October 13, 2014

Surfer Pastor and Child Evangelists Lead Efforts to Share Jesus

, ANN

Church representatives from across the globe shared their
most successful and unique initiatives to reach unbelievers in the world’s
largest cities — including a pastor who witnesses on his surfboard and child
evangelists who draw large crowds.

The initiatives were part of the Council on Evangelism and
Witness report presented on Friday and Sabbath to delegates of the 2014
Seventh-day Adventist Annual Council.

Many of the evangelism efforts included a common theme from
the past year: How to spread the gospel in cities and metropolitan areas
populated with millions of unbelievers.

“We have huge, huge challenges in our divisional territory,
but we strongly believe this is the Lord’s work,” said Jairyong Lee, president
of the Northern-Asia Pacific Division.

The Asian continent, he said, has 60 percent of the world’s
population, yet it’s only 4 percent Christian.

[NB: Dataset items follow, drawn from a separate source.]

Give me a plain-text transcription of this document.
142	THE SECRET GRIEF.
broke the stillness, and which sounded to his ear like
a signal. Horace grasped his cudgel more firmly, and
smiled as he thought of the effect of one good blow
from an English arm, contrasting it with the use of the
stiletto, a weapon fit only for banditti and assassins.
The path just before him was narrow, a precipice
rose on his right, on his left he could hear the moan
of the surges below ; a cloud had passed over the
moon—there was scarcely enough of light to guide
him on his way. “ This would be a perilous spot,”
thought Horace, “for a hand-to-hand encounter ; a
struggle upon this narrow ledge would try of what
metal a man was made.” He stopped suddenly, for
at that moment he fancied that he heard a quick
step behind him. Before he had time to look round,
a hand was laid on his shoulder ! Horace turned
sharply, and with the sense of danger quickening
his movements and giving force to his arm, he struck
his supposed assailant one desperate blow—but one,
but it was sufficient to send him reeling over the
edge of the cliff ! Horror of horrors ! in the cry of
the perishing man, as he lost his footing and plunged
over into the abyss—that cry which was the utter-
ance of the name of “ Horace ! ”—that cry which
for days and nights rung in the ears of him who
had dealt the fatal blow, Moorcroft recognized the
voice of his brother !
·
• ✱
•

<strong>BLOOD-STAINED BIBLE:</strong> Evangelist Mark Finley holding a blood-stained Bible that reminded a man in Colombia of his religious roots. The anecdote was one of several stories told on Friday night and Saturday afternoon during the Council on Evangelism and Witness. Credit: Ansel Oliver /ANN

In the Southern Africa-Indian Ocean Division, home to cities
such as Cape Town and Luanda, the church hosted evangelism programs at 1,682
sites, and 500 of those were led by children, some as young as 6. As a result,
686 new churches were planted, and high-ranking government officials began to
embrace the health message.

The Southern Asia Division emphasized outreach by
encouraging laypeople to take two to three months to become literature
evangelists in their own neighborhoods.

In South America, a novel effort features a surfer-turned
pastor who spreads the gospel on a beach in the Brazilian state of São Paulo
hosting studies while sitting on his surfboard and reading from a waterproof
Bible.

Not all evangelism efforts involved in-person outreach. In
Romania, Norel Iacob, editor of Semnel Timpului, that country’s Signs of the Times magazine, explained
the best way to reach a mainstream audience was to “write about the most
important news stories and events from a biblical perspective.” The magazine’s
website, he said, has become popular, attracting 300,000 unique visitors a
month, and among its readers is a former president of Romania.

Leaders of the East-Central Africa Division have focused on
public outreach by talented youth staging concerts on the streets of large
cities, drawing considerable interest from passersby, said Blasious Ruguri, the
division president. People stop to listen, he said, then inquire about who the
singers are.

“Then the young singers share a book like Steps to Christ, The Great Controversy,
Desire of Ages
, and become friends,” he said, referring to titles authored
by Adventist Church co-founder Ellen G. White.

Recent campaigns in that region have led to nearly 34,000
baptisms and 104 new churches in places such as Rwanda, Tanzania and Burundi.

Representatives from the United States told about efforts on
both coasts, including the large-scale NY13 effort in New York, and a major
health ministry in California.

NY13, a multifaceted outreach effort, resulted in 64 new
church companies in New York City. A similar effort will extend into the Southern
New England Conference and Northeastern Conference next year for an initiative
called Compassion Boston.

North American Division president Dan Jackson, in a video
presentation, summarized Bridges to our Community, a three-day health fair in
San Francisco and Oakland, California that provided more than $5 million in
free medical care to nearly 3,000 people in April.

Planning is now under way for health evangelism in the
Southwestern Union in preparation for the July 2015 General Conference session
that will be held in San Antonio, Texas.

Outreach in Ireland centered around filling people’s needs
in their neighborhoods, said Janos Kovas-Biro, evangelism coordinator for the
Trans-European Division. “We found out there were family needs, financial needs,
health needs, and intellectual needs, and also needs in taking care of
children.”

In between the evangelism presentations, Mark Finley,
assistant to the General Conference president, used an anecdote to encourage
regional leaders to keep the faith.

Holding an old, brown Bible, Finley told of a small group
meeting 70 years ago in Bucaramanga, Colombia, when a killer entered the home
to slay the Adventists. A husband and wife were targeted. After the husband was
killed, the wife took their son to a window and handed him off to someone
outside. The wife was then killed.

When the boy was already a man in his 70s, he became curious
about his past and went to an evangelistic campaign featuring Robert Costa of
the “Escrito Está” television program. The man got baptized.

Also in attendance at that crusade was the son of the
killer, and he has since been baptized.

The men have pledged to persuade their own families to join
the Adventist church.

That initial group of 15 Adventists meeting in the home in
Bucaramanga has blossomed into a church community that is 20,000 strong in the
region, said Finley, who told the story while clutching the blood-stained Bible
that belonged to the man's parents 70 years ago.